Mobile Mental Wellness / Mobile Wellness Incorporated provides therapy and wellness services. If you request psychiatric evaluation or medication management services through our partnered provider, we must share certain protected health information (PHI) to coordinate your care.
Third-Party Provider:
Mindful Care
Information That May Be Shared:
If you elect to pursue psychiatric services, the following information may be disclosed for the purpose of coordination of care:
Demographic information
Contact information
Insurance information
Intake assessment
Diagnosis
Treatment plan
Relevant progress notes
Medication history (if applicable)
Information will be limited to what is reasonably necessary to coordinate services.
If you do not request psychiatric services through this third-party provider, your information will not be shared.
Purpose of Disclosure:
To coordinate psychiatric evaluation, medication management, and continuity of care.

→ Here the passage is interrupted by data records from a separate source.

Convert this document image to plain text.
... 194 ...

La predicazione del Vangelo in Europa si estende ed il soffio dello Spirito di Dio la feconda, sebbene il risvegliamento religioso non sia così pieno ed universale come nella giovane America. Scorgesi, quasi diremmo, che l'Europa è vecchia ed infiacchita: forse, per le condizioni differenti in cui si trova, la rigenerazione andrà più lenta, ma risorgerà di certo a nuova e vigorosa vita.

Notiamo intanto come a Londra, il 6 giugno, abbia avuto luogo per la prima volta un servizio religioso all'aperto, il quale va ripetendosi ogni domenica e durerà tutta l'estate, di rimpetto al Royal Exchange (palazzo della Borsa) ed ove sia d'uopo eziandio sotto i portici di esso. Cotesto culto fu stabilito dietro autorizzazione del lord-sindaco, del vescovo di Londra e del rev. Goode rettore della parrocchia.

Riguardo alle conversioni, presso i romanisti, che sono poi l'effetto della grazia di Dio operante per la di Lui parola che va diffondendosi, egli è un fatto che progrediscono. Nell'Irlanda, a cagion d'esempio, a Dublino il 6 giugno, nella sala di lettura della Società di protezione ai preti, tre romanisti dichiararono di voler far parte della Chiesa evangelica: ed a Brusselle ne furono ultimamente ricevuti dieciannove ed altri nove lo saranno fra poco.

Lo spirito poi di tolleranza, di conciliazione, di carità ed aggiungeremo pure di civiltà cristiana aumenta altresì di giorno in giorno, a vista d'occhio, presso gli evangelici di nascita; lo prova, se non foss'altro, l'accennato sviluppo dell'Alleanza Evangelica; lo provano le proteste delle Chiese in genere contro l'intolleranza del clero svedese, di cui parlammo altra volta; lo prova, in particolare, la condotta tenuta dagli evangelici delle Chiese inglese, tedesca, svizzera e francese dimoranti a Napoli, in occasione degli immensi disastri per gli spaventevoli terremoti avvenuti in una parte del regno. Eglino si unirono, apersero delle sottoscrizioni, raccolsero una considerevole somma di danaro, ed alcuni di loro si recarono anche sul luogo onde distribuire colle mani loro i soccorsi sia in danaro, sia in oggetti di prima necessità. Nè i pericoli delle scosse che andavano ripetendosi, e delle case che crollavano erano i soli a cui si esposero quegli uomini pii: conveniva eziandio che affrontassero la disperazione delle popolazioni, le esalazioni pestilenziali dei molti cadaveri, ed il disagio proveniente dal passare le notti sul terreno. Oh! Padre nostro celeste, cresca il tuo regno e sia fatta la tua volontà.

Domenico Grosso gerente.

Expiration of Authorization:
This authorization will remain valid for one (1) year from the date of signature unless revoked in writing earlier.
Your Rights:
You may refuse to sign this authorization.
Your refusal will not affect your ability to receive therapy services from Mobile Mental Wellness.
You may revoke this authorization at any time in writing, except to the extent that action has already been taken in reliance on it.
You have the right to receive a copy of this authorization.
Authorization Consent
I understand that if I request psychiatric services through the above-named provider, my information may be shared as described above. I voluntarily authorize this disclosure for the purpose of coordinating psychiatric care.